Svg-grabber.py

From OLPC
Revision as of 17:36, 5 February 2010 by 164.67.235.79 (talk)
(diff) ← Older revision | Latest revision (diff) | Newer revision → (diff)
Jump to: navigation, search
  • So you would like to have a collection of free svg's?
  • Maybe like that one at freedesktop.org?
  • Then run this script, and get all 820 svg's in the correct directory structure!
#! /usr/bin/env python
# script started by crazy-chris

import os
import sys
import urllib2
	
print "  svg-grabber"
print "  ==========="
print "  source: webcvs.freedesktop.org (~ 820 svg's)"
print
print "  download all? (y/n)",

s = raw_input()
if s == "n":
	sys.exit(0)
	
svg_base = "svg-icons"

domain = "http://webcvs.freedesktop.org"
path = "/svg-icons/lila/gnome/scalable/"

url = "%s%s" % (domain, path)

history = []
paths = []

try: os.mkdir(svg_base)
except: pass

os.chdir(svg_base)

def check_url(url, lv= 0, dl=0):
	lv += 1
	if url in history:
		print "o already checked:", url
		lv -= 1	
		return dl
	
	history.append(url)

	print
	print "- reading url:", url
	c = urllib2.urlopen(url).read()
	
	arr = c.split(">")

	# Search for <a tags 
	for a in arr:
		if '<a ' in a:
			if 'href' in a:
				s = a[a.index('href')+5:].strip()
				# Extract Link to string s
				if s[0] == '"':
					s = s[1:]
					s = s[:s.index('"')]
				elif s[0] == "'":
					s = s[1:]
					s = s[:s.index("'")]
					
				if ".svg?view=log" in s:
					svgpath = url.replace(domain, "")
					svgpath = svgpath.replace(path, "")
	
					if svgpath not in paths:
						try: os.mkdir(svgpath)
						except: pass
						paths.append(svgpath)
					
					dl += 1
					
					orig = s.replace(".svg?view=log", ".svg?view=co")
					fn = s.replace(domain, "").replace(path, "").replace("?view=log", "")

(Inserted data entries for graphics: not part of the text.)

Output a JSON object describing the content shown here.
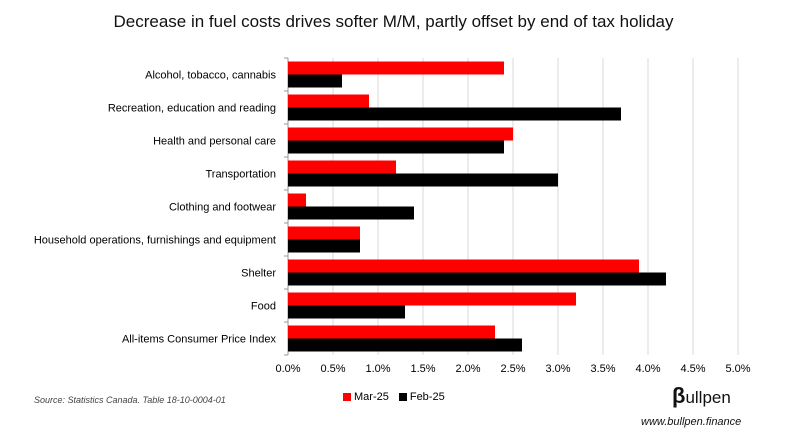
{
  "title": "Decrease in fuel costs drives softer M/M, partly offset by end of tax holiday",
  "source": "Source: Statistics Canada. Table 18-10-0004-01",
  "brand": {
    "symbol": "β",
    "name": "ullpen"
  },
  "site": "www.bullpen.finance",
  "colors": {
    "mar25": "#ff0000",
    "feb25": "#000000",
    "grid": "#d9d9d9"
  },
  "chart_data": {
    "type": "bar",
    "orientation": "horizontal",
    "categories": [
      "Alcohol, tobacco, cannabis",
      "Recreation, education and reading",
      "Health and personal care",
      "Transportation",
      "Clothing and footwear",
      "Household operations, furnishings and equipment",
      "Shelter",
      "Food",
      "All-items Consumer Price Index"
    ],
    "series": [
      {
        "name": "Mar-25",
        "values": [
          2.4,
          0.9,
          2.5,
          1.2,
          0.2,
          0.8,
          3.9,
          3.2,
          2.3
        ]
      },
      {
        "name": "Feb-25",
        "values": [
          0.6,
          3.7,
          2.4,
          3.0,
          1.4,
          0.8,
          4.2,
          1.3,
          2.6
        ]
      }
    ],
    "xlim": [
      0,
      5.0
    ],
    "xticks": [
      "0.0%",
      "0.5%",
      "1.0%",
      "1.5%",
      "2.0%",
      "2.5%",
      "3.0%",
      "3.5%",
      "4.0%",
      "4.5%",
      "5.0%"
    ],
    "grid": true,
    "legend_position": "bottom"
  }
}
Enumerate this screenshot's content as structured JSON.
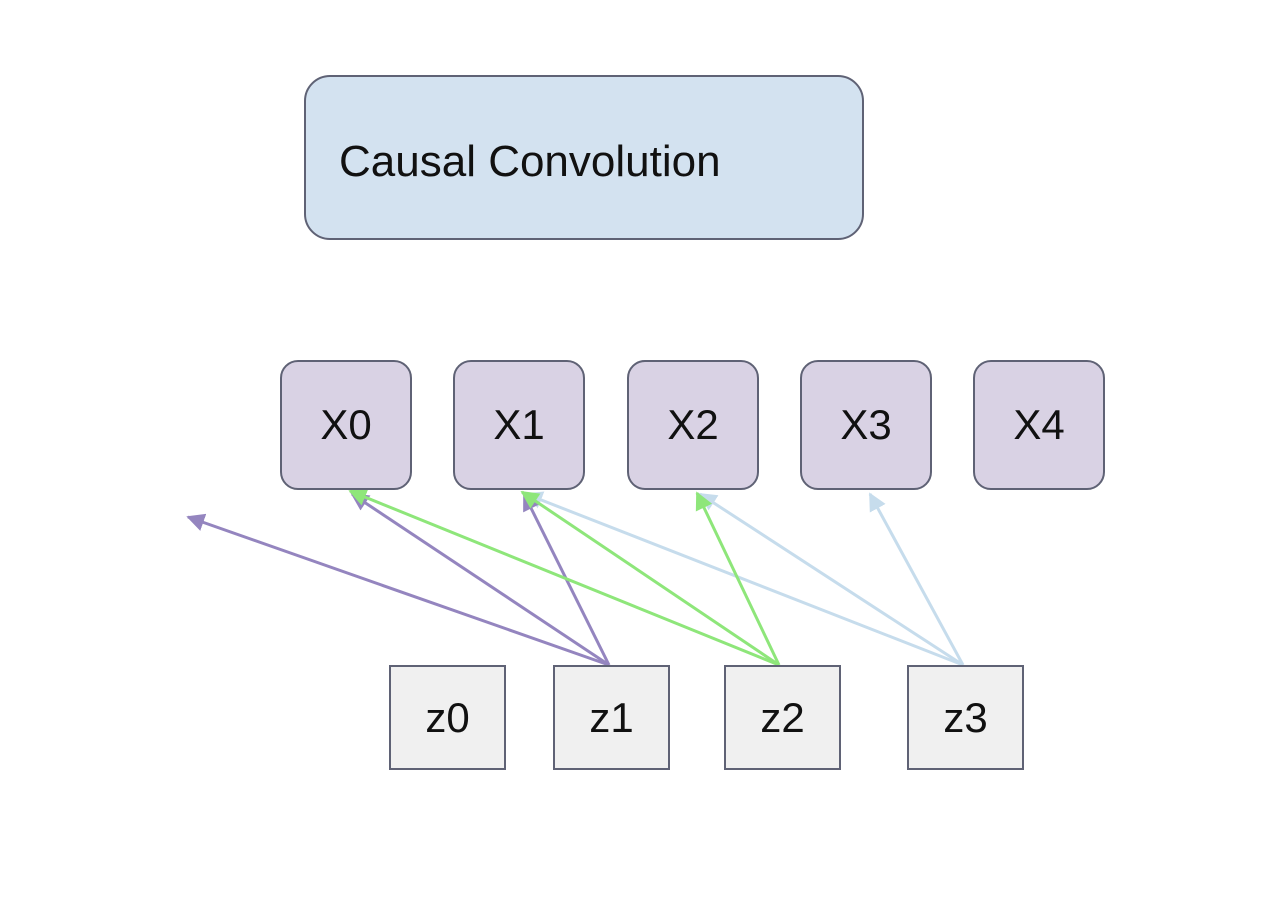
{
  "title": "Causal Convolution",
  "x_nodes": [
    "X0",
    "X1",
    "X2",
    "X3",
    "X4"
  ],
  "z_nodes": [
    "z0",
    "z1",
    "z2",
    "z3"
  ],
  "colors": {
    "title_fill": "#d3e2f0",
    "x_fill": "#d9d2e4",
    "z_fill": "#f0f0f0",
    "border": "#5f6275",
    "z1_edges": "#9485bf",
    "z2_edges": "#8ee67a",
    "z3_edges": "#c6dcec"
  },
  "edges": [
    {
      "from": "z1",
      "to": "off-left",
      "group": "z1"
    },
    {
      "from": "z1",
      "to": "X0",
      "group": "z1"
    },
    {
      "from": "z1",
      "to": "X1",
      "group": "z1"
    },
    {
      "from": "z2",
      "to": "X0",
      "group": "z2"
    },
    {
      "from": "z2",
      "to": "X1",
      "group": "z2"
    },
    {
      "from": "z2",
      "to": "X2",
      "group": "z2"
    },
    {
      "from": "z3",
      "to": "X1",
      "group": "z3"
    },
    {
      "from": "z3",
      "to": "X2",
      "group": "z3"
    },
    {
      "from": "z3",
      "to": "X3",
      "group": "z3"
    }
  ]
}
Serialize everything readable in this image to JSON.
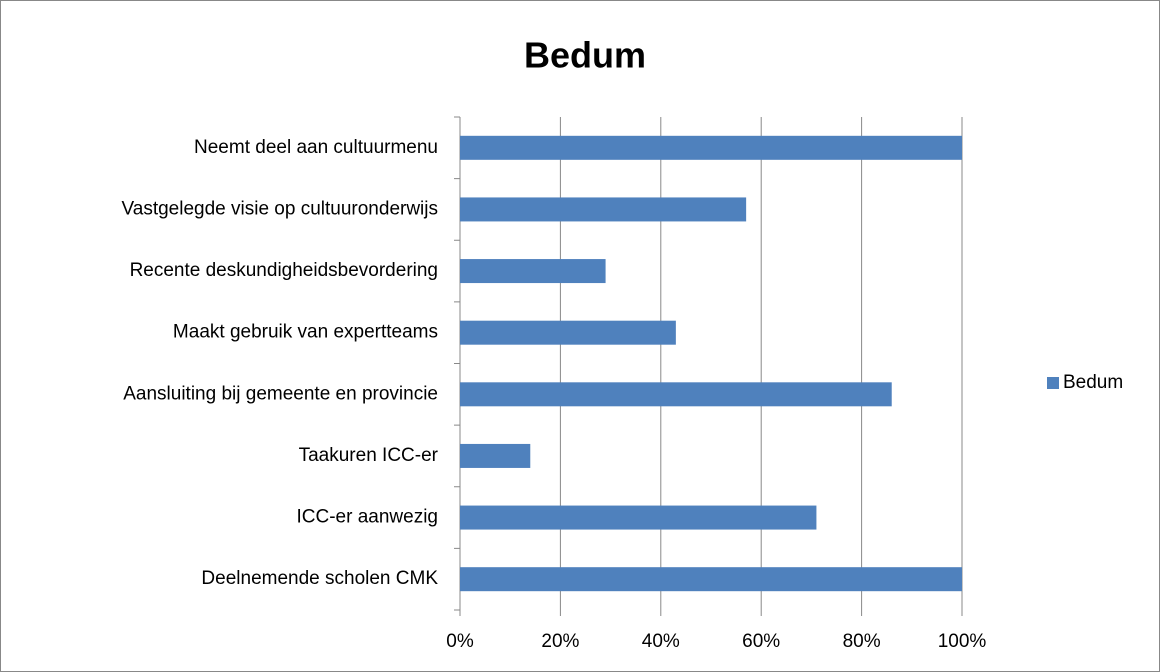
{
  "chart_data": {
    "type": "bar",
    "orientation": "horizontal",
    "title": "Bedum",
    "categories": [
      "Neemt deel aan cultuurmenu",
      "Vastgelegde visie op cultuuronderwijs",
      "Recente deskundigheidsbevordering",
      "Maakt gebruik van expertteams",
      "Aansluiting bij gemeente en provincie",
      "Taakuren ICC-er",
      "ICC-er aanwezig",
      "Deelnemende scholen CMK"
    ],
    "series": [
      {
        "name": "Bedum",
        "color": "#4f81bd",
        "values": [
          100,
          57,
          29,
          43,
          86,
          14,
          71,
          100
        ]
      }
    ],
    "xlim": [
      0,
      100
    ],
    "xticks": [
      {
        "value": 0,
        "label": "0%"
      },
      {
        "value": 20,
        "label": "20%"
      },
      {
        "value": 40,
        "label": "40%"
      },
      {
        "value": 60,
        "label": "60%"
      },
      {
        "value": 80,
        "label": "80%"
      },
      {
        "value": 100,
        "label": "100%"
      }
    ],
    "grid": true,
    "legend": "right"
  }
}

					print "[%i] writing to: %s/%s" % (dl, svg_base, fn)

					svg = urllib2.urlopen("%s%s" % (domain, orig)).read()
					f = open(fn, 'w')
					f.write(svg)
 					
				else:
					# find subdirs
					if lv == 1 and path in s and s[-1:] == "/":
						print "- possible path", s
						dl = check_url("%s%s" % (domain, s), lv + 1, dl)
	lv -= 1	
	return dl

dl = check_url(url)
print "\n* svg's downloaded: %i" % dl